We hiked past a Buddhist shrine and rocks eroded into eerily human-like formations. At the top of the mountain was a fortress wall—testament to a long history of conquest. On the way down we found ourselves in the midst of an outdoor exercise station, complete with three tiny Korean woman listening to loud music while they hula-hooped and used the machines. None of them spoke any English but they gestured for us to join them. After trying this crazy spinning machine and almost falling off, I decided to stick to hula hooping. I made Richard do it too, it made for some great pictures!

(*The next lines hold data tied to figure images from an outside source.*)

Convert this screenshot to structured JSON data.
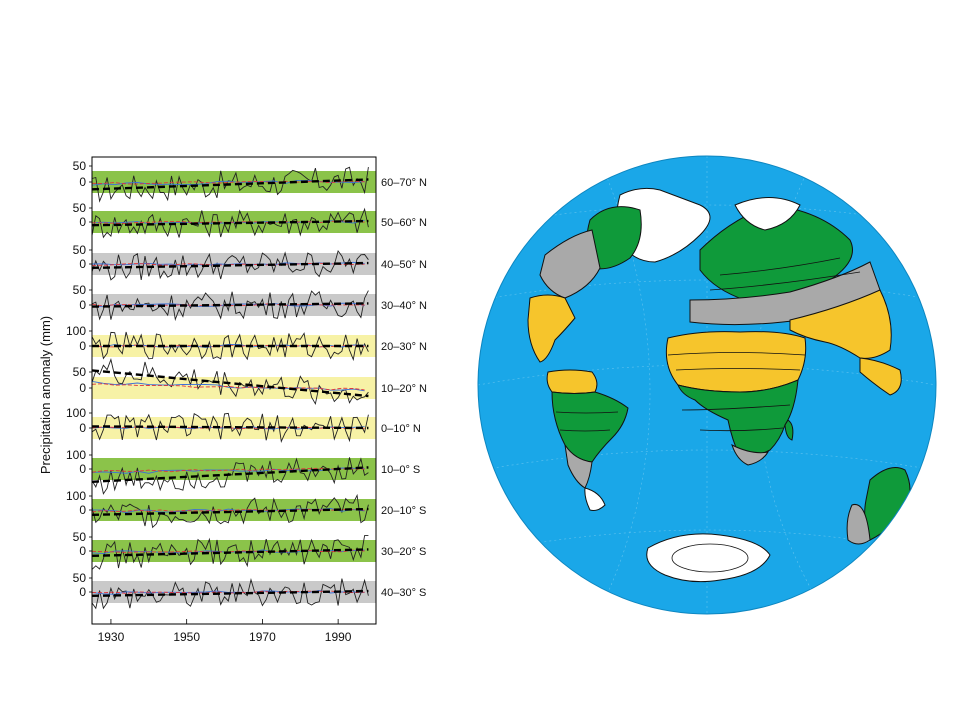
{
  "chart_data": {
    "type": "line",
    "ylabel": "Precipitation anomaly (mm)",
    "x_ticks": [
      1930,
      1950,
      1970,
      1990
    ],
    "xlim": [
      1925,
      2000
    ],
    "series_legend": [],
    "bands": [
      {
        "label": "60–70° N",
        "ymax_label": "50",
        "tick_labels": [
          "50",
          "0"
        ],
        "shading": "green",
        "trend": [
          -23,
          8
        ]
      },
      {
        "label": "50–60° N",
        "ymax_label": "50",
        "tick_labels": [
          "50",
          "0"
        ],
        "shading": "green",
        "trend": [
          -10,
          3
        ]
      },
      {
        "label": "40–50° N",
        "ymax_label": "50",
        "tick_labels": [
          "50",
          "0"
        ],
        "shading": "gray",
        "trend": [
          -12,
          3
        ]
      },
      {
        "label": "30–40° N",
        "ymax_label": "50",
        "tick_labels": [
          "50",
          "0"
        ],
        "shading": "gray",
        "trend": [
          -5,
          5
        ]
      },
      {
        "label": "20–30° N",
        "ymax_label": "100",
        "tick_labels": [
          "100",
          "0"
        ],
        "shading": "yellow",
        "trend": [
          0,
          0
        ]
      },
      {
        "label": "10–20° N",
        "ymax_label": "50",
        "tick_labels": [
          "50",
          "0"
        ],
        "shading": "yellow",
        "trend": [
          55,
          -25
        ]
      },
      {
        "label": "0–10° N",
        "ymax_label": "100",
        "tick_labels": [
          "100",
          "0"
        ],
        "shading": "yellow",
        "trend": [
          5,
          0
        ]
      },
      {
        "label": "10–0° S",
        "ymax_label": "100",
        "tick_labels": [
          "100",
          "0"
        ],
        "shading": "green",
        "trend": [
          -40,
          5
        ]
      },
      {
        "label": "20–10° S",
        "ymax_label": "100",
        "tick_labels": [
          "100",
          "0"
        ],
        "shading": "green",
        "trend": [
          -15,
          3
        ]
      },
      {
        "label": "30–20° S",
        "ymax_label": "50",
        "tick_labels": [
          "50",
          "0"
        ],
        "shading": "green",
        "trend": [
          -15,
          5
        ]
      },
      {
        "label": "40–30° S",
        "ymax_label": "50",
        "tick_labels": [
          "50",
          "0"
        ],
        "shading": "gray",
        "trend": [
          -12,
          3
        ]
      }
    ],
    "shading_colors": {
      "green": "#8bc34a",
      "gray": "#c9c9c9",
      "yellow": "#f7f2a6"
    }
  },
  "globe": {
    "ocean_color": "#1aa7e8",
    "land_colors": {
      "green": "#0f9a3a",
      "gray": "#a9a9a9",
      "yellow": "#f6c52c",
      "white": "#ffffff"
    }
  }
}
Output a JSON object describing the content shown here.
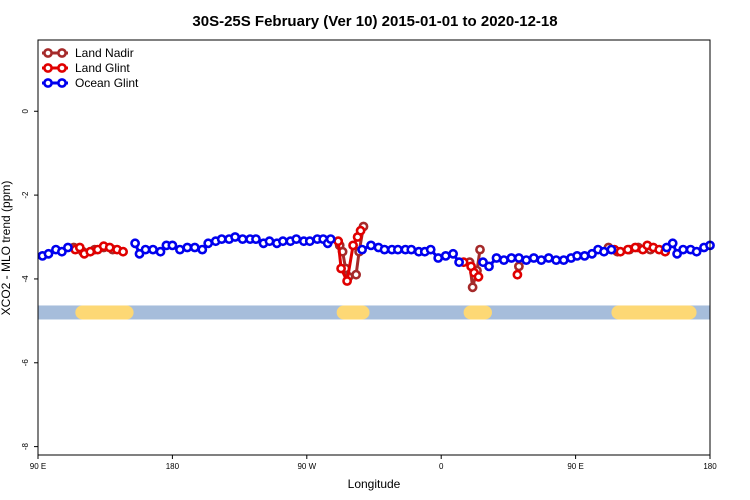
{
  "chart_data": {
    "type": "line",
    "title": "30S-25S February (Ver 10)   2015-01-01 to 2020-12-18",
    "xlabel": "Longitude",
    "ylabel": "XCO2 - MLO trend (ppm)",
    "x_axis": {
      "range_deg": [
        90,
        540
      ],
      "ticks": [
        {
          "value": 90,
          "label": "90 E"
        },
        {
          "value": 180,
          "label": "180"
        },
        {
          "value": 270,
          "label": "90 W"
        },
        {
          "value": 360,
          "label": "0"
        },
        {
          "value": 450,
          "label": "90 E"
        },
        {
          "value": 540,
          "label": "180"
        }
      ]
    },
    "y_axis": {
      "range": [
        -8.2,
        1.7
      ],
      "ticks": [
        {
          "value": 0,
          "label": "0"
        },
        {
          "value": -2,
          "label": "-2"
        },
        {
          "value": -4,
          "label": "-4"
        },
        {
          "value": -6,
          "label": "-6"
        },
        {
          "value": -8,
          "label": "-8"
        }
      ]
    },
    "land_ocean_bar": {
      "y_value": -4.8,
      "ocean_color": "#a6bddb",
      "land_color": "#fdd875",
      "land_segments": [
        [
          115,
          154
        ],
        [
          290,
          312
        ],
        [
          375,
          394
        ],
        [
          474,
          531
        ]
      ]
    },
    "legend": {
      "position": "top-left",
      "entries": [
        "Land Nadir",
        "Land Glint",
        "Ocean Glint"
      ]
    },
    "series": [
      {
        "name": "Land Nadir",
        "color": "#a52a2a",
        "segments": [
          [
            [
              114,
              -3.25
            ],
            [
              120,
              -3.35
            ],
            [
              128,
              -3.3
            ],
            [
              134,
              -3.25
            ],
            [
              140,
              -3.3
            ]
          ],
          [
            [
              292,
              -3.2
            ],
            [
              294,
              -3.35
            ],
            [
              296,
              -3.75
            ],
            [
              298,
              -3.95
            ],
            [
              303,
              -3.9
            ],
            [
              305,
              -3.35
            ],
            [
              308,
              -2.75
            ]
          ],
          [
            [
              379,
              -3.6
            ],
            [
              381,
              -4.2
            ],
            [
              384,
              -3.8
            ],
            [
              386,
              -3.3
            ]
          ],
          [
            [
              412,
              -3.7
            ]
          ],
          [
            [
              472,
              -3.25
            ],
            [
              478,
              -3.35
            ],
            [
              486,
              -3.3
            ],
            [
              492,
              -3.25
            ],
            [
              500,
              -3.3
            ]
          ]
        ]
      },
      {
        "name": "Land Glint",
        "color": "#e00000",
        "segments": [
          [
            [
              115,
              -3.3
            ],
            [
              118,
              -3.25
            ],
            [
              121,
              -3.4
            ],
            [
              125,
              -3.35
            ],
            [
              130,
              -3.3
            ],
            [
              134,
              -3.22
            ],
            [
              138,
              -3.25
            ],
            [
              143,
              -3.3
            ],
            [
              147,
              -3.35
            ]
          ],
          [
            [
              291,
              -3.1
            ],
            [
              293,
              -3.75
            ],
            [
              297,
              -4.05
            ],
            [
              301,
              -3.2
            ],
            [
              304,
              -3.0
            ],
            [
              306,
              -2.85
            ]
          ],
          [
            [
              375,
              -3.6
            ],
            [
              380,
              -3.7
            ],
            [
              382,
              -3.85
            ],
            [
              385,
              -3.95
            ]
          ],
          [
            [
              411,
              -3.9
            ]
          ],
          [
            [
              476,
              -3.3
            ],
            [
              480,
              -3.35
            ],
            [
              485,
              -3.3
            ],
            [
              490,
              -3.25
            ],
            [
              495,
              -3.3
            ],
            [
              498,
              -3.2
            ],
            [
              502,
              -3.25
            ],
            [
              506,
              -3.3
            ],
            [
              510,
              -3.35
            ]
          ]
        ]
      },
      {
        "name": "Ocean Glint",
        "color": "#0000ee",
        "segments": [
          [
            [
              93,
              -3.45
            ],
            [
              97,
              -3.4
            ],
            [
              102,
              -3.3
            ],
            [
              106,
              -3.35
            ],
            [
              110,
              -3.25
            ]
          ],
          [
            [
              155,
              -3.15
            ],
            [
              158,
              -3.4
            ],
            [
              162,
              -3.3
            ],
            [
              167,
              -3.3
            ],
            [
              172,
              -3.35
            ],
            [
              176,
              -3.2
            ],
            [
              180,
              -3.2
            ],
            [
              185,
              -3.3
            ],
            [
              190,
              -3.25
            ],
            [
              195,
              -3.25
            ],
            [
              200,
              -3.3
            ],
            [
              204,
              -3.15
            ],
            [
              209,
              -3.1
            ],
            [
              213,
              -3.05
            ],
            [
              218,
              -3.05
            ],
            [
              222,
              -3.0
            ],
            [
              227,
              -3.05
            ],
            [
              232,
              -3.05
            ],
            [
              236,
              -3.05
            ],
            [
              241,
              -3.15
            ],
            [
              245,
              -3.1
            ],
            [
              250,
              -3.15
            ],
            [
              254,
              -3.1
            ],
            [
              259,
              -3.1
            ],
            [
              263,
              -3.05
            ],
            [
              268,
              -3.1
            ],
            [
              272,
              -3.1
            ],
            [
              277,
              -3.05
            ],
            [
              281,
              -3.05
            ],
            [
              284,
              -3.15
            ],
            [
              286,
              -3.05
            ]
          ],
          [
            [
              307,
              -3.3
            ],
            [
              313,
              -3.2
            ],
            [
              318,
              -3.25
            ],
            [
              322,
              -3.3
            ],
            [
              327,
              -3.3
            ],
            [
              331,
              -3.3
            ],
            [
              336,
              -3.3
            ],
            [
              340,
              -3.3
            ],
            [
              345,
              -3.35
            ],
            [
              349,
              -3.35
            ],
            [
              353,
              -3.3
            ],
            [
              358,
              -3.5
            ],
            [
              363,
              -3.45
            ],
            [
              368,
              -3.4
            ],
            [
              372,
              -3.6
            ]
          ],
          [
            [
              388,
              -3.6
            ],
            [
              392,
              -3.7
            ],
            [
              397,
              -3.5
            ],
            [
              402,
              -3.55
            ],
            [
              407,
              -3.5
            ],
            [
              412,
              -3.5
            ],
            [
              417,
              -3.55
            ],
            [
              422,
              -3.5
            ],
            [
              427,
              -3.55
            ],
            [
              432,
              -3.5
            ],
            [
              437,
              -3.55
            ],
            [
              442,
              -3.55
            ],
            [
              447,
              -3.5
            ],
            [
              451,
              -3.45
            ],
            [
              456,
              -3.45
            ],
            [
              461,
              -3.4
            ],
            [
              465,
              -3.3
            ],
            [
              469,
              -3.35
            ],
            [
              474,
              -3.3
            ]
          ],
          [
            [
              511,
              -3.25
            ],
            [
              515,
              -3.15
            ],
            [
              518,
              -3.4
            ],
            [
              522,
              -3.3
            ],
            [
              527,
              -3.3
            ],
            [
              531,
              -3.35
            ],
            [
              536,
              -3.25
            ],
            [
              540,
              -3.2
            ]
          ]
        ]
      }
    ]
  }
}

Next we headed to the Gyeongbokgung Palace of the Joseon Dynasty. We wandered around the buildings for a while, taking pictures and trying to imagine what all of the carefully designed buildings were used for. Perhaps the funniest part of our venture was when we were taking pictures inside one of the prayer rooms, sitting cross-legged, pretending to pray and a Korean girl came up to us with a camera. At first I thought she wanted us to take a picture of her until she gestured to me and Richard to sit next to her and handed the camera to her friend. After we took a picture with her, two of her friends came up and gestured for us to take a picture with them. Richard and I felt like celebrities!

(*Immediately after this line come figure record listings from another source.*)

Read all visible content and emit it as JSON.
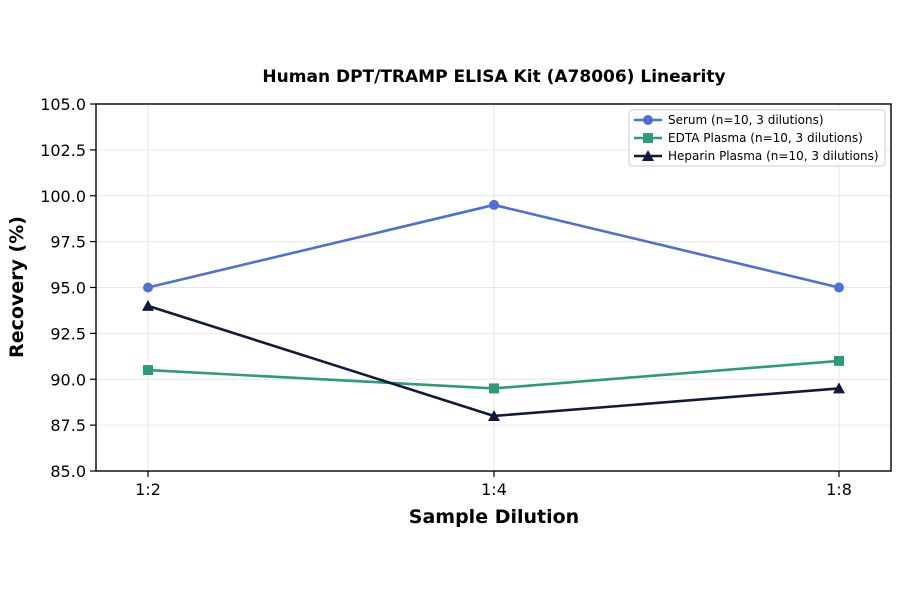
{
  "chart_data": {
    "type": "line",
    "title": "Human DPT/TRAMP ELISA Kit (A78006) Linearity",
    "xlabel": "Sample Dilution",
    "ylabel": "Recovery (%)",
    "categories": [
      "1:2",
      "1:4",
      "1:8"
    ],
    "ylim": [
      85.0,
      105.0
    ],
    "yticks": [
      "85.0",
      "87.5",
      "90.0",
      "92.5",
      "95.0",
      "97.5",
      "100.0",
      "102.5",
      "105.0"
    ],
    "grid": true,
    "legend_position": "top-right",
    "series": [
      {
        "name": "Serum (n=10, 3 dilutions)",
        "values": [
          95.0,
          99.5,
          95.0
        ],
        "color": "#4d6fd6",
        "marker": "circle"
      },
      {
        "name": "EDTA Plasma (n=10, 3 dilutions)",
        "values": [
          90.5,
          89.5,
          91.0
        ],
        "color": "#2a9c78",
        "marker": "square"
      },
      {
        "name": "Heparin Plasma (n=10, 3 dilutions)",
        "values": [
          94.0,
          88.0,
          89.5
        ],
        "color": "#111a3e",
        "marker": "triangle"
      }
    ]
  }
}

After our morning of hiking and posing, we headed to a restaurant in Insadong, an area famous for its traditional crafts and restaurants. The food we got ended up being a little more traditional than we expected…After spending a tedious few minutes attempting to explain to the non-English-speaking waiter that I preferred vegetarian food, I gave up and just pointed to a few dishes that looked vegetarian. I soon found out that I had pointed to hanjeongsik, a traditional banquet that includes twelve side dishes and used to only be available to the King. Few of the dishes were recognizable so I just decided to toss my vegetarian tendencies to the wind and try everything. As we later found out, everything included dog…All I could think of for the rest of the day was my own golden fluff-ball Bozzie…Sorry Bozzie, you taste kind of like ham.